Il Gutturnio nasce sui Colli Piacentini, nella fascia collinare che dal fiume Po sale verso l’Appennino. È una zona di dolci pendii, ricca di argilla, calcare e sabbia, che offre un ambiente ideale per la viticoltura. Il clima è continentale ma temperato dai venti appenninici, con estati calde e inverni freddi. Questa combinazione di suolo e clima permette di ottenere vini corposi ma equilibrati, dotati di freschezza e profumi intensi. Le vallate più vocate sono quelle di Nure, Trebbia, Tidone e Arda, ognuna con sfumature proprie.

I vitigni del Gutturnio

Il Gutturnio è un vino d’assemblaggio ottenuto da due varietà storiche dell’Emilia: il Barbera e il Croatina (chiamata localmente Bonarda). La Barbera, presente dal 55% al 70%, apporta acidità, vivacità e colore, mentre la Croatina dona morbidezza, profumo e corpo. L’unione di queste due uve crea un equilibrio perfetto, capace di dare vita a vini fruttati ma non banali, rustici ma mai scomposti. È proprio questa dualità a rendere il Gutturnio così amato e riconoscibile.

Tipologie e stili

Il Gutturnio DOC è prodotto in diverse versioni, ognuna con una personalità precisa:

  • Gutturnio Frizzante: la versione più tradizionale e diffusa, caratterizzata da una leggera effervescenza che ne esalta la freschezza e la bevibilità.
  • Gutturnio Superiore: ottenuto da uve più mature, è fermo e più strutturato, adatto anche all’invecchiamento.
  • Gutturnio Riserva: invecchiato almeno due anni, è un rosso complesso e austero, con note speziate e tannini eleganti.

Ogni tipologia conserva la genuinità del vino emiliano, ma con sfumature diverse: dalla spensieratezza delle versioni frizzanti alla profondità delle riserve.

Profilo sensoriale

Il Gutturnio si presenta con un colore rosso rubino intenso e vivace. Al naso regala profumi di ciliegia, mora, violetta e spezie dolci. In bocca è pieno e rotondo, con una struttura equilibrata e una leggera vena acidula che invoglia al sorso. Nelle versioni frizzanti, la bollicina sottile aggiunge allegria e freschezza, mentre le versioni ferme e riserva offrono maggiore complessità e profondità aromatica.

  • Colore: rosso rubino brillante.
  • Profumo: frutti rossi, violetta, pepe e note di terra.
  • Gusto: morbido, fresco, vivace e armonioso.

Abbinamenti gastronomici

Il Gutturnio è un vino perfetto per la tavola emiliana. La sua acidità bilancia la ricchezza dei piatti locali, mentre la morbidezza accompagna le consistenze più grasse. La versione frizzante è ideale con i salumi tipici, le paste ripiene e i secondi di carne bianca. Le versioni Superiore e Riserva, invece, si sposano magnificamente con arrosti, brasati e selvaggina.

  • Salumi piacentini DOP come coppa, pancetta e salame.
  • Anolini e tortelli di ricotta ed erbette.
  • Arrosti, bolliti e formaggi stagionati.

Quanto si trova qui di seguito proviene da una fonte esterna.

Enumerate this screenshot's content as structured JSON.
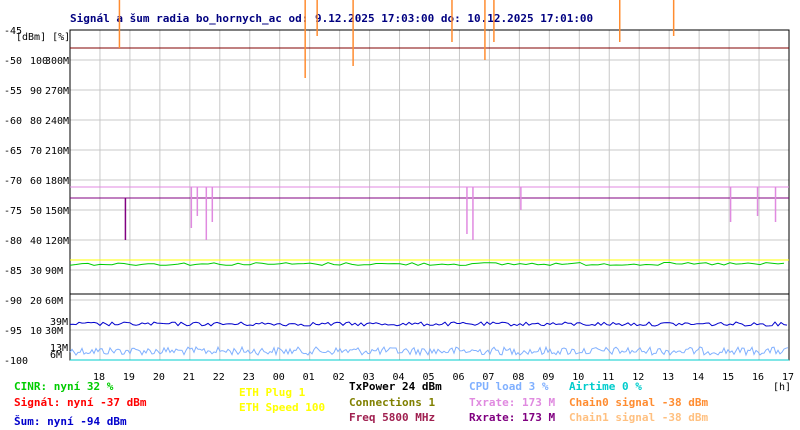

Domande frequenti sul Gutturnio

  • È un vino frizzante o fermo? Entrambi: la versione frizzante è la più tipica, ma esistono anche Gutturnio fermi, Superiore e Riserva.
  • Come si serve? Il frizzante va servito a 14–16°C, mentre le versioni ferme a 18°C.
  • Quanto dura? I Gutturnio giovani si bevono entro 2–3 anni, le Riserve anche oltre 8–10.

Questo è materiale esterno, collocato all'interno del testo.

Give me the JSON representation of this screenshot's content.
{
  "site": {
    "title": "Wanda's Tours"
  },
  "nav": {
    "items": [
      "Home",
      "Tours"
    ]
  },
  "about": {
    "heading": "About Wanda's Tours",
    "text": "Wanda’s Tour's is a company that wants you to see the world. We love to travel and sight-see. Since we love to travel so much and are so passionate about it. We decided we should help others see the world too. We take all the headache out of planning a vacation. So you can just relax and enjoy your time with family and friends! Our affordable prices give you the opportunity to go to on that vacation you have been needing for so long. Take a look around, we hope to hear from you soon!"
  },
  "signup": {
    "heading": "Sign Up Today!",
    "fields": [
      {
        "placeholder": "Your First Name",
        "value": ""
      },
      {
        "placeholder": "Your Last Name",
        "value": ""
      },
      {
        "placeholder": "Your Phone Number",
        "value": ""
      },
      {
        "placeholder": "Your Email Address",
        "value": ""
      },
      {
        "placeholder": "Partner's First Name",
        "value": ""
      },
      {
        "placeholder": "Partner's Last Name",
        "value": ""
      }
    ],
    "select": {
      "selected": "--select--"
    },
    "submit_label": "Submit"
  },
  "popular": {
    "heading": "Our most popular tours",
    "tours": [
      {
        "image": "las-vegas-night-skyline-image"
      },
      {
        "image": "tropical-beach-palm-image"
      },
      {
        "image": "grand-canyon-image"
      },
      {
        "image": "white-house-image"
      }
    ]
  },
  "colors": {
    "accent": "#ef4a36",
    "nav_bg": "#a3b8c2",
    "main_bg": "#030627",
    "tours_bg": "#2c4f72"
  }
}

Il carattere dell’Emilia nel bicchiere

Il Gutturnio è molto più di un vino: è una dichiarazione d’identità. Simbolo della convivialità emiliana, accompagna i momenti di festa e la cucina più autentica con semplicità e sincerità. Le sue bollicine allegre e il suo frutto generoso raccontano una terra dove il vino è parte della vita quotidiana, ma anche espressione di tradizione e orgoglio. In ogni sorso di Gutturnio c’è il sapore dell’Emilia più vera.